Certaines parties de l’Ouest, comme le sud de la Californie, sont mieux préparées que d’autres, ayant renforcé les sources d’eau de secours et adopté des mesures de conservation lors de la dernière sécheresse qui portent leurs fruits aujourd’hui. Mais cela ne signifie pas que l’État a résolu ses problèmes d’eau.

« Nous sommes toujours confrontés à bon nombre des mêmes problèmes que nous sommes depuis longtemps, notamment la diminution des populations de poissons et l’assèchement des puits », a écrit Kearns. « Cela indique pour moi que nous avons encore un long chemin à parcourir. »

Quand la sécheresse prendra-t-elle fin ?

Même après cet été, les pluies pourraient ne pas arriver comme espéré, et il faudra probablement plus d’une bonne saison des pluies pour reconstituer l’eau perdue à cause des précipitations manquées et de l’augmentation de l’évaporation.

« Après avoir traversé beaucoup plus d’années de sécheresse que jamais au cours de la dernière décennie, je commence à me demander si nous devrions même utiliser le terme sécheresse », a déclaré Kearns.

Déficit pluviométrique dans le sud-ouest

Anomalie de précipitations sur 10 mois

Déficit pluviométrique dans le Sud-Ouest

Anomalie de précipitations sur 10 mois

Déficit pluviométrique dans le Sud-Ouest

Anomalie de précipitations sur 10 mois

Déficit pluviométrique dans le Sud-Ouest

Anomalie de précipitations sur 10 mois

(sept. 2020-juin 2021)

Déficit pluviométrique dans le Sud-Ouest

Anomalie de précipitations sur 10 mois

(sept. 2020-juin 2021)

Au cours des 20 dernières années, le réchauffement causé par l’homme a intensifié ce qui aurait été une période sèche ordinaire dans le sud-ouest en un potentiel « mégasécheresse” — à certains égards, la période la plus sèche depuis 1 200 ans.

Sur le fleuve Colorado, le lac Powell et le lac Mead ont soutenu l’expansion rapide de la population et de l’agriculture dans le sud-ouest. La rivière fournit environ 25 pour cent de l’eau utilisée dans la métropole Californie du Sud.

« Il n’y a pas eu de débits assez élevés pour les remplir, de quelque manière que ce soit, depuis longtemps », a déclaré Lund. « Nous demandons beaucoup plus à cette rivière que l’eau n’y coule. »

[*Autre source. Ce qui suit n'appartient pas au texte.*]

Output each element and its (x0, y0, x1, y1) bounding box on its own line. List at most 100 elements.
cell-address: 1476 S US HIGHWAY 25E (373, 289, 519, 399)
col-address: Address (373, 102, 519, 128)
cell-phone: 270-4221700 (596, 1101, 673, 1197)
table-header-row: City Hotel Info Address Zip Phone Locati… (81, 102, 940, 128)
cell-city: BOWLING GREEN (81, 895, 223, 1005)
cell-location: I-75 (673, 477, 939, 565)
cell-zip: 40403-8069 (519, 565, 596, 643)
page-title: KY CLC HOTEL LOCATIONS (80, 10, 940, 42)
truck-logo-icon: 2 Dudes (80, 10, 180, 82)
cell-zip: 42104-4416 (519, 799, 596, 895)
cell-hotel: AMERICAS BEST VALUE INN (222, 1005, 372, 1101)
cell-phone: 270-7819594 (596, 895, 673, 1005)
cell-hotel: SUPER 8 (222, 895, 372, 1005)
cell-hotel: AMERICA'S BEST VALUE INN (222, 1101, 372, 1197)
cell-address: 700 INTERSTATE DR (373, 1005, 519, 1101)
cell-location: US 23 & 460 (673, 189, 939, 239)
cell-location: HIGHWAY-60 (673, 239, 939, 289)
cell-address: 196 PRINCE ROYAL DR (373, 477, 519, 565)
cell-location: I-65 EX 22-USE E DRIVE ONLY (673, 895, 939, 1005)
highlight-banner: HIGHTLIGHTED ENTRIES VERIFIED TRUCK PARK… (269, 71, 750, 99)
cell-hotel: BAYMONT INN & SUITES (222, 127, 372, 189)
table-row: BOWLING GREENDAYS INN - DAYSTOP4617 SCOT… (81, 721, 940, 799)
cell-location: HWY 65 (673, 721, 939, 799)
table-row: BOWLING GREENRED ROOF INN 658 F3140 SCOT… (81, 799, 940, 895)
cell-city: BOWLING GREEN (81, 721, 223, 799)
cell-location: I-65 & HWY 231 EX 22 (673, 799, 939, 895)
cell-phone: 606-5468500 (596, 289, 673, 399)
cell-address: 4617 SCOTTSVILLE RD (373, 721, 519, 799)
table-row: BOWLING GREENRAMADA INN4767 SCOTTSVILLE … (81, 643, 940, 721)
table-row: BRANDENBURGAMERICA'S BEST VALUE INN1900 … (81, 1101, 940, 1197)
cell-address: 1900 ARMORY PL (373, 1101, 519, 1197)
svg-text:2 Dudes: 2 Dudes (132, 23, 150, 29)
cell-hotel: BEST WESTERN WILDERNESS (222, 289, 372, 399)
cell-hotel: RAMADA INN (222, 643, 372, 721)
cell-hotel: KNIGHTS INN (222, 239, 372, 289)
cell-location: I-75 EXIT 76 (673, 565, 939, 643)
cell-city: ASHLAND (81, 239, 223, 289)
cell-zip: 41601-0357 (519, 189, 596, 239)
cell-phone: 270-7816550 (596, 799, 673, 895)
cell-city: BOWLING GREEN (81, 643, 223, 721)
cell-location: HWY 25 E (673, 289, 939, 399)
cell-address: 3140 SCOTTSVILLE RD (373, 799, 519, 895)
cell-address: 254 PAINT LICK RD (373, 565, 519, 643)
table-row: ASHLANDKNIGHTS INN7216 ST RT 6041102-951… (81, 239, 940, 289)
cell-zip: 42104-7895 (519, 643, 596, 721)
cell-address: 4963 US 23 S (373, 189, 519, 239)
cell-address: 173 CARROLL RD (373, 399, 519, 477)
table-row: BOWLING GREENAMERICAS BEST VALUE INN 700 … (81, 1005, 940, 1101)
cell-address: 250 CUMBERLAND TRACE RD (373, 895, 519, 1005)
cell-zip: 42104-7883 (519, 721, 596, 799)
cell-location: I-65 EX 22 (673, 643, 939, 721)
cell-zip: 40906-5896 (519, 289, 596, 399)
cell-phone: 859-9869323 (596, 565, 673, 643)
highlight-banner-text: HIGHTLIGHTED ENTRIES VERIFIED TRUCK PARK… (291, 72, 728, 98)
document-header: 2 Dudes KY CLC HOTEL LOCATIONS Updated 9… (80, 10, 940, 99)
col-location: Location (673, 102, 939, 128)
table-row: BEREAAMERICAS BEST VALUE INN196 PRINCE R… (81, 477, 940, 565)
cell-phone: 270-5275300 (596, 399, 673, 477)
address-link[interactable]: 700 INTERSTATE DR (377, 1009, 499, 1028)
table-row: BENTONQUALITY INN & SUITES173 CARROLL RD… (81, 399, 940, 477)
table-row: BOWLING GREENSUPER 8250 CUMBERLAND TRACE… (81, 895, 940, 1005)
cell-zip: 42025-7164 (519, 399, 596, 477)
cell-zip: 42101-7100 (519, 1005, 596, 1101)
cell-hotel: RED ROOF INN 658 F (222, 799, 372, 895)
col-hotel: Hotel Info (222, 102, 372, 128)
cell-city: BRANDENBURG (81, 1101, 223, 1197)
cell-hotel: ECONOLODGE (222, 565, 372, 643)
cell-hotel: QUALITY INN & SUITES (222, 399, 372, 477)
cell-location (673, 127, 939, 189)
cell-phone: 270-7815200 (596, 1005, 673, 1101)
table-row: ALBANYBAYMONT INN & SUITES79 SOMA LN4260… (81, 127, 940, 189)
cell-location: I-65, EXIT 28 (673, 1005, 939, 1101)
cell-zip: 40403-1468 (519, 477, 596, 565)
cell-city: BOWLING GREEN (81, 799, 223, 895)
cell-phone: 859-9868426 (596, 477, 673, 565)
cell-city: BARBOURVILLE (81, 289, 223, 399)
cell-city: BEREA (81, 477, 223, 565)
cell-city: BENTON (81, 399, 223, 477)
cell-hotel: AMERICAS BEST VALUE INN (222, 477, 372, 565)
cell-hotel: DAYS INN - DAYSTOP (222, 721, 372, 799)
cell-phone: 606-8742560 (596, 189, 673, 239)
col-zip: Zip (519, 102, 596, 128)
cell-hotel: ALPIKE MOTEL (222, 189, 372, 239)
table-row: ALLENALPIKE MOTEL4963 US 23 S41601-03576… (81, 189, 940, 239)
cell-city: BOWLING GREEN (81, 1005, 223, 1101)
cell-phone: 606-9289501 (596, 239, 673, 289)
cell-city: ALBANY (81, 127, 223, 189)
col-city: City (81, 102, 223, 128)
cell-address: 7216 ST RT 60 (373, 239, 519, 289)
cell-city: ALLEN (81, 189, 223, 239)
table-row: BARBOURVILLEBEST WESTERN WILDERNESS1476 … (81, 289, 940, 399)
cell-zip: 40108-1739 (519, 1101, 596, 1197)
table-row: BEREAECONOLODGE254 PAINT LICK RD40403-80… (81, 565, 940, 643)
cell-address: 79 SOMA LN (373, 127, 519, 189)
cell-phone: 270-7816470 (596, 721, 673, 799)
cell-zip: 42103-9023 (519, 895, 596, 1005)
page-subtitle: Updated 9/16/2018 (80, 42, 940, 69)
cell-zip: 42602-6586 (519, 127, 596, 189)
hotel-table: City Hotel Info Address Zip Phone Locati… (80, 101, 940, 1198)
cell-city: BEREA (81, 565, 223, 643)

Cela soulève la question de savoir si les États occidentaux devraient faire plus pour conserver l’eau pour l’année prochaine et au-delà.

« Il y a eu des restrictions d’eau obligatoires dans certaines parties de l’État, mais de nombreux membres de la communauté de la gestion de l’eau craignent que ces restrictions soient à l’échelle de l’État », a écrit Kearns, faisant référence à la Californie.

Lund a déclaré qu’il serait peut-être sage d’accepter de plus petites pénuries cette année pour éviter des pénuries majeures à l’avenir.

« Nous ne savons pas quand la sécheresse va se terminer », a-t-il déclaré. « Vous voulez vous assurer d’avoir assez d’eau pour l’année prochaine. »

A propos de cette histoire

Données quotidiennes de stockage du réservoir de Département californien des ressources en eau et US Bureau of Reclamation. Images satellite du lac Shasta via le satellite ESA Sentinel 2. Données sur les anomalies de précipitations via WestWideDroughtTracker.